Monsieur [U] [H] demande au tribunal d’ordonner l’exécution provisoire de la décision.
Aux termes de l’article 514 du code de procédure civile, les décisions de première instance sont de droit exécutoires à titre provisoire à moins que la loi ou la décision rendue n’en dispose autrement.

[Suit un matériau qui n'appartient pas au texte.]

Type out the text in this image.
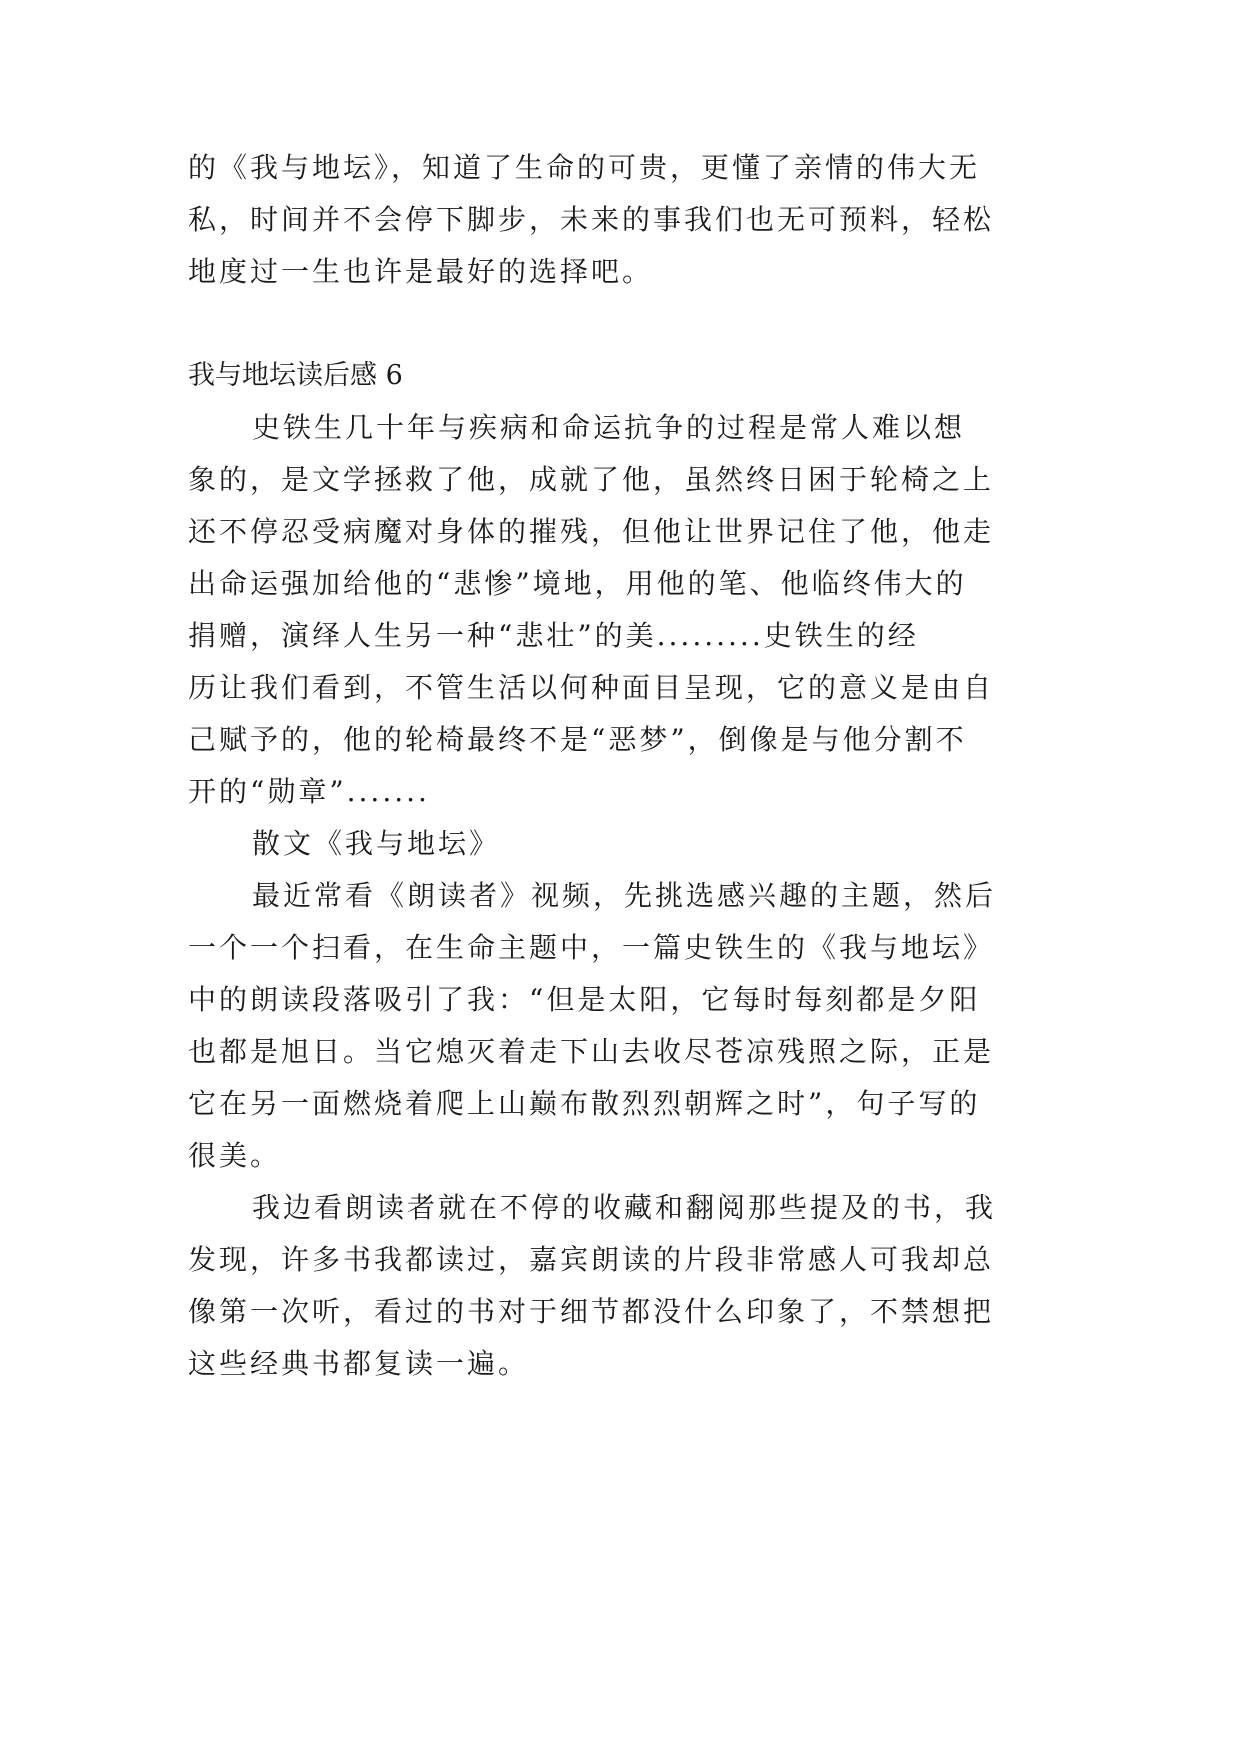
的《我与地坛》，知道了生命的可贵，更懂了亲情的伟大无
私，时间并不会停下脚步，未来的事我们也无可预料，轻松
地度过一生也许是最好的选择吧。
我与地坛读后感 6
史铁生几十年与疾病和命运抗争的过程是常人难以想
象的，是文学拯救了他，成就了他，虽然终日困于轮椅之上
还不停忍受病魔对身体的摧残，但他让世界记住了他，他走
出命运强加给他的“悲惨”境地，用他的笔、他临终伟大的
捐赠，演绎人生另一种“悲壮”的美.........史铁生的经
历让我们看到，不管生活以何种面目呈现，它的意义是由自
己赋予的，他的轮椅最终不是“恶梦”，倒像是与他分割不
开的“勋章”.......
散文《我与地坛》
最近常看《朗读者》视频，先挑选感兴趣的主题，然后
一个一个扫看，在生命主题中，一篇史铁生的《我与地坛》
中的朗读段落吸引了我：“但是太阳，它每时每刻都是夕阳
也都是旭日。当它熄灭着走下山去收尽苍凉残照之际，正是
它在另一面燃烧着爬上山巅布散烈烈朝辉之时”，句子写的
很美。
我边看朗读者就在不停的收藏和翻阅那些提及的书，我
发现，许多书我都读过，嘉宾朗读的片段非常感人可我却总
像第一次听，看过的书对于细节都没什么印象了，不禁想把
这些经典书都复读一遍。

Il sera en conséquence rappelé que la présente décision est assortie de l’exécution provisoire.
PAR CES MOTIFS,
LE TRIBUNAL, STATUANT après audience publique, par jugement contradictoire rendu en premier ressort, par mise à disposition au greffe,
PRONONCE la résolution de la vente régularisée le 27 septembre 2023 entre Monsieur [U] [H] et la SAS Alloveo concernant le véhicule BMW X5 immatriculé [Immatriculation 5];
CONDAMNE, en conséquence, la SAS Alloveo à restituer à Monsieur [U] [H] la somme de 37.500€ correspondant au prix d’acquisition du véhicule contre remise par ce dernier du véhicule BMW X5 immatriculé [Immatriculation 5] ;
CONDAMNE la SAS Alloveo à régler à Monsieur [U] [H] la somme de1.473,66€ au titre du remboursement des frais d’établissement de la carte grise;
CONDAMNE la SAS Alloveo à régler à Monsieur [U] [H] la somme de 5.887,03€ au titre du remboursement des frais d’intervention sur le véhicule, ;
CONDAMNE la SAS Alloveo à régler à Monsieur [U] [H] la somme de1.000€ au titre de son préjudice moral;
CONDAMNE la SAS Alloveo à régler à Monsieur [U] [H] la somme de 1.199€ au titre des frais d’expertise amiable;
DIT que les sommes auxquelles la SAS Alloveo est condamnée seront assorties des intérêts au taux légal à compter du 18 avril 2024;
CONDAMNE la SAS Alloveo à régler à Monsieur [U] [H] la somme de 2.000 € par application des dispositions de l’article 700 du code de procédure civile ;
CONDAMNE la SAS Alloveo aux entiers dépens, dont distraction au profit de Maître Aurélie Autouet-Himeur;
RAPPELLE que la présente décision est assortie de l’exécution provisoire.
AINSI JUGÉ ET MIS À DISPOSITION AU GREFFE DE LA CHAMBRE GENERALISTE A DU TRIBUNAL JUDICIAIRE D’AIX EN PROVENCE, LE 27 NOVEMBRE 2025.